Permettez-moi de vous raconter un fait que j’ai vécu il y a de nombreuses années. Un homme bon, mais sans foi, me dit un jour en me montrant une mappemonde : Regarde, du nord au sud et de l’est à l’ouest. Que veux-tu que je regarde ? lui demandai-je. Il me répondit : L’échec du Christ. Tant de siècles pour essayer de faire passer sa doctrine dans la vie des hommes, et vois le résultat. Cela me remplit tout d’abord de tristesse. Il est en effet très douloureux de constater que nombreux sont ceux qui ne connaissent pas encore le Seigneur et que, parmi ceux qui le connaissent, nombreux sont ceux qui vivent comme s’ils ne le connaissaient pas.

Mais cette impression ne dura qu’un instant, et fit place à l’amour et à la reconnaissance, parce que Jésus a voulu que chacun coopère librement à son œuvre rédemptrice. Il n’a pas échoué : sa doctrine et sa vie continuent de féconder le monde. La rédemption qu’il a réalisée est suffisante et surabondante.

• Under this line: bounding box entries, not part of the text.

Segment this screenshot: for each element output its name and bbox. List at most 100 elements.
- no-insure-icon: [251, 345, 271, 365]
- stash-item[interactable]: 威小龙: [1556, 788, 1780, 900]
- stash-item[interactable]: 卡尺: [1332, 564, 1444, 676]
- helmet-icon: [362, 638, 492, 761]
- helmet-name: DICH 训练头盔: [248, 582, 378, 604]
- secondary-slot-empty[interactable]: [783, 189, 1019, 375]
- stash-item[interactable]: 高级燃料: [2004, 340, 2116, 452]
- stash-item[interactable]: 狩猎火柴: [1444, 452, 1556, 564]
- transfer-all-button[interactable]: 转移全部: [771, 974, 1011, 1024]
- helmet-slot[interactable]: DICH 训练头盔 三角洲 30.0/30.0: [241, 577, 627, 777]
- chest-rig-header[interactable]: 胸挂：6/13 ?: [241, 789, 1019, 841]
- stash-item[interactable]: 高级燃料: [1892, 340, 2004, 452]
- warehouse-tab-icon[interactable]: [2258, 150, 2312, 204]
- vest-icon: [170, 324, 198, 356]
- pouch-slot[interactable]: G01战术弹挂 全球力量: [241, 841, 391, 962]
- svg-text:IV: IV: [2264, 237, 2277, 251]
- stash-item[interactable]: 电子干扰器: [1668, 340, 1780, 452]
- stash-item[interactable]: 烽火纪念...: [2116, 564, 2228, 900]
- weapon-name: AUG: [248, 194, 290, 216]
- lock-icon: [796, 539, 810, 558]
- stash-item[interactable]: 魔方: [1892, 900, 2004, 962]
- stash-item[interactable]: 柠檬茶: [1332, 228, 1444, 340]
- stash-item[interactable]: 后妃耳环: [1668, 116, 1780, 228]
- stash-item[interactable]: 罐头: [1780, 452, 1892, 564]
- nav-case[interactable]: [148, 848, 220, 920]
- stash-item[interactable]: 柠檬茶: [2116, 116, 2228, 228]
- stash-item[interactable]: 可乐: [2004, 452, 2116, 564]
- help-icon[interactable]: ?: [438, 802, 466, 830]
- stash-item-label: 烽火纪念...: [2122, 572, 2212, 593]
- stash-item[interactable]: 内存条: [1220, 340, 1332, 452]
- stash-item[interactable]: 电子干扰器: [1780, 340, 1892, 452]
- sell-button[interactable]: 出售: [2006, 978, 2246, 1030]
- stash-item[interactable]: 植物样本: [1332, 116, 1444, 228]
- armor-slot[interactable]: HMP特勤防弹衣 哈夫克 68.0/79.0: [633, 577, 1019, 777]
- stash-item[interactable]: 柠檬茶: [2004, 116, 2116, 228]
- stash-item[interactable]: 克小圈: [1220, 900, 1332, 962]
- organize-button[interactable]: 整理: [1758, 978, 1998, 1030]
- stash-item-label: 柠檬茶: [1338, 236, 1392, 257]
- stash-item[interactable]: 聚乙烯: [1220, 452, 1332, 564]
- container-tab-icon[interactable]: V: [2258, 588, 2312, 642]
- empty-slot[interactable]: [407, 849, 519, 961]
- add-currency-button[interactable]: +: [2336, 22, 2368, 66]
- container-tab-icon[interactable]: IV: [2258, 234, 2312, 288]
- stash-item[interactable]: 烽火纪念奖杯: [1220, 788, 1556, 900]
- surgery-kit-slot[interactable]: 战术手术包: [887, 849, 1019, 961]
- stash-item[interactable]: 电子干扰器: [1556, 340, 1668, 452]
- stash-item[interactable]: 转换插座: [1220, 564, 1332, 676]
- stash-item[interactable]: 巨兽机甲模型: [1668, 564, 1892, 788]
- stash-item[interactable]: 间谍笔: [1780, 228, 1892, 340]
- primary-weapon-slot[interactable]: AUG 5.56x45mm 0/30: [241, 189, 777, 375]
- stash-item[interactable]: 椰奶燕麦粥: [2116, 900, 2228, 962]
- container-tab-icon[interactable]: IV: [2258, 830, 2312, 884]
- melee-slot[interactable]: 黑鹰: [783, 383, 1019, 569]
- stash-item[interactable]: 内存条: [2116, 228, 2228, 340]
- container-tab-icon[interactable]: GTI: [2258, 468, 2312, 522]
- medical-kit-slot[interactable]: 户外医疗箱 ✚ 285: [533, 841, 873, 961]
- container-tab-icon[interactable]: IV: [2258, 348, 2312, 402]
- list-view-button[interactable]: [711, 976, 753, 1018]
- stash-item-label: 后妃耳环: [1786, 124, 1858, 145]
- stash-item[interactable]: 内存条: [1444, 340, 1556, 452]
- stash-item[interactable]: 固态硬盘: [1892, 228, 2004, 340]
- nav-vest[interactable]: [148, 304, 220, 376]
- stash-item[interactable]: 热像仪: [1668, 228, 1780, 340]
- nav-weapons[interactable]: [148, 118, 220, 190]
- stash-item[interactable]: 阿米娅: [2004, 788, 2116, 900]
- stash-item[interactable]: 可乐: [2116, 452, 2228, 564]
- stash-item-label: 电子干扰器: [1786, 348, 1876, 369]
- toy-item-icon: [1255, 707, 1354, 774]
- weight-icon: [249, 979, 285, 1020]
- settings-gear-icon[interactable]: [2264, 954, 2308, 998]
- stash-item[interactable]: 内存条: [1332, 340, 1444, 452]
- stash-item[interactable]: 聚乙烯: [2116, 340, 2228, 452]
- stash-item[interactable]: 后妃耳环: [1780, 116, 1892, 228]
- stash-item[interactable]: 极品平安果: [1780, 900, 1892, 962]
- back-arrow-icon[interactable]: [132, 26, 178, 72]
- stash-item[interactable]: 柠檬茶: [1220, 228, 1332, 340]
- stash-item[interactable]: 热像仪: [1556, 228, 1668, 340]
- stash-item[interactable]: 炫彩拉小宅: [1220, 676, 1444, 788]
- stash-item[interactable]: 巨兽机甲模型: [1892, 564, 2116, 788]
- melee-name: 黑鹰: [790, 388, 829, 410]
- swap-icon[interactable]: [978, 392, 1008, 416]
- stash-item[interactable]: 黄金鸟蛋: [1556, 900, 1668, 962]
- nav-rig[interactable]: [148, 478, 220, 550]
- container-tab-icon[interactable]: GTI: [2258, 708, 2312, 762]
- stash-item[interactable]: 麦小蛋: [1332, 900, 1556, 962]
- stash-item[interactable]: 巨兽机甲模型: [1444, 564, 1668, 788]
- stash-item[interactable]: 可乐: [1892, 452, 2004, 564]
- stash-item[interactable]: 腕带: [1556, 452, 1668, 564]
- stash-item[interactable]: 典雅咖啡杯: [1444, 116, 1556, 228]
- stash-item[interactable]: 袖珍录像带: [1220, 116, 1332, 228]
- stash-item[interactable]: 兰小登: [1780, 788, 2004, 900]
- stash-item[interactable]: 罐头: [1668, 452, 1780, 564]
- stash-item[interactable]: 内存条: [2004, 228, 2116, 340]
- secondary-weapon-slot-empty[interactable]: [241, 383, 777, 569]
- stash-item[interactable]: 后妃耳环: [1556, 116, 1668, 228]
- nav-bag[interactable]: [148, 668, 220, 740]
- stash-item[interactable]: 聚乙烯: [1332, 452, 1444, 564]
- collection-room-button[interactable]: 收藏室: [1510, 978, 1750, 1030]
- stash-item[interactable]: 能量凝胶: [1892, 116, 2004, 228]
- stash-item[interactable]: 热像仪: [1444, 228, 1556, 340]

Dieu ne veut pas d’esclaves. Il veut des fils et il respecte notre liberté. L’œuvre de salut continue et nous y participons. Le Christ veut, selon les dures paroles de saint Paul, que nous complétions en notre chair, en notre vie, ce qui manque à sa passion, pro corpore eius, quod est Ecclesia, pour son corps, qui est l’Église.

Cela vaut la peine de risquer sa vie, de se donner pleinement pour répondre à l’amour et à la confiance que Dieu met en nous. Cela vaut la peine, avant tout, de nous décider à prendre au sérieux notre foi chrétienne. Quand nous récitons le Credo, nous proclamons notre foi en Dieu le Père tout Puissant, en son Fils Jésus-Christ, qui est mort et ressuscité, en l’Esprit Saint, Seigneur et auteur de la vie. Nous confessons que l’Église, une, sainte, catholique et apostolique est le corps du Christ, animé par le Saint-Esprit. Nous nous réjouissons de la rémission des péchés et de l’espérance de la résurrection à venir. Mais ces vérités pénètrent-elles jusqu’au fond de notre cœur, ou bien restent-elles sur nos lèvres ? Le message divin de victoire, de joie et de paix de la Pentecôte, doit être le fondement inébranlable de la façon de penser, de réagir et de vivre de tout chrétien.